Monday, September 14, 2009

My Pillow Looks Like a Mogwai

Earlier today I was watching Louis C.K.'s most recent stand-up special on Comedy Central, called Chewed Up. In it, he talks brutally honestly about the physical vicissitudes of aging. He does a bit about Cinnabon that rivals the already hilarious one of Jim Gaffigan (Chesterton native!). He weaves this into his routine, which focuses at length on the uncontrollable changes that happen unexpectedly to the male body as it grows older. Women appear on the edges of the bit, but mostly it centers on men, and the unavoidable hard realities of aging. Mostly he talks about weight gain and the overall nonchalance with which he sees his advancing decrepit, and simultaneously swollen, body.

One thing he doesn't mention, though, is balding. This bothered me somewhat because I couldn't stop staring at his disappearing hairline. His hairline now resembles either a cartoon supergenius or the bumpy one of a Klingon. Or, if you want to be more poetic and less pop-oriented, it looks like a newly exposed, empty seashore after the tide recedes. I may have been overly sensitive to this once I noticed, last night/this morning, that the typical loss of hair that goes along with chemotherapy had finally begun to affect me.

I had been warned that this would probably happen, so I wasn't surprised by it. In fact, I asked my nurse about a week ago why I had not yet lost my hair. She, too, expressed curious wonder that this had not happened by then. I had heard, and seen in various popular culture references, that my hair would likely fall out. I even shaved my head both to lower the shock of others and not to look like a cult member out of Lord of Illusions. Upon my first hospitalization, a man walked by my room before I entered it myself and I remember being mildly disgusted that he had not opted to shave his head. Random strands of hair fell across his head, hardly covering the bare scalp underneath his nauseatingly pathetic "hair."

As I've mentioned before, I decided to mitigate the element of surprise that goes along with this side effect of chemotherapy by shaving my head. Herein lies the problem: I had not done enough, because a mere buzzcut does not go all the way. A minute but palpable layer of hair still grew perceptibly on my head, so I ignored the stark fact that it too would be gone.

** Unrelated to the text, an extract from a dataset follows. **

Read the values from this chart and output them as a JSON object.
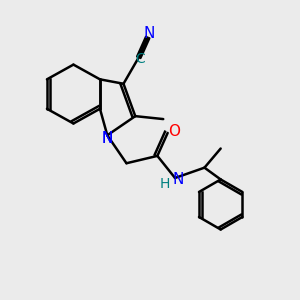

Last night, I washed my face and acknowledged the abnormally high number of small hairs that had fallen onto the handtowel I used. I shrugged these off dismissively, as well as the small wreath of brown hair that had appeared on the cushion that I used on the sofa while I watched television, supine of course. Then I got up in the middle of the night to meander over to the bathroom by my bedroom. Before I flicked off the light I had turned on before I peed, I saw what looked like a small animal on my pillow.

I couldn't tell if I needed to go into a defensive stance or not, because it was unclear whether or not this was an innocuous being. One thing was clear, though: this was a Mogwai, straight out of Gremlins. Whether it was the fairly innocuous brand of Gizmo or the toxic, ugly, fricassee-ish batch that rips up the town in that movie was unclear. I approached cautiously, but was a little disappointed, and a little disgusted, to find that the mass of hair on my pillow was my own.

All the warnings and astonished proclamations of "You haven't lost it yet?" from my nurse had convinced me to forget about this little side effect/inevitability of the chemotherapy. But there it was, and here it is, so be prepared for my bald--totally--pate if we cross paths.

By the way, too, they don't tell you about the prickly soreness that you feel with the baldness. Doctors and nurses warn you about the hair loss, but they neglect the tender scalp that comes with this.

It may not be uniform, and some may not feel it as acutely as others, but it'll be there if you should be so lucky as to have your immune system pummeled by chemotherapy. Trust me. Throughout a prolonged medical procedure, medical personnel seem to shrug off the possibility of such inevitabilities, but I think they should prepare you for the worst and act bewildered when you don't sprout wings, for instance.

Oh, awesome--my fingers are still attached to my hands! I would gladly broadcast that histrionic response to obvious absurdities rather than hold onto hopeless hope for unrealistic expectations. I'm a pragmatist at bottom, and many people misconstrue this realism as pessimism.

Hope is fine, and even preferable to despair, especially for those with terminal diseases (or those of us who refuse to vote Republican), but MS is not terminal, no matter what uninformed dolts think. Call me crazy, though, but I prefer the practical to the improbable.

R
--PS Urlacher's out for the season for the Bears. Great. More later--I need to sustain a sigh for the next few hours.
--PPS My beloved Dalton, the best cooler in the business, aka Patrick Swayze, is no more. Sad.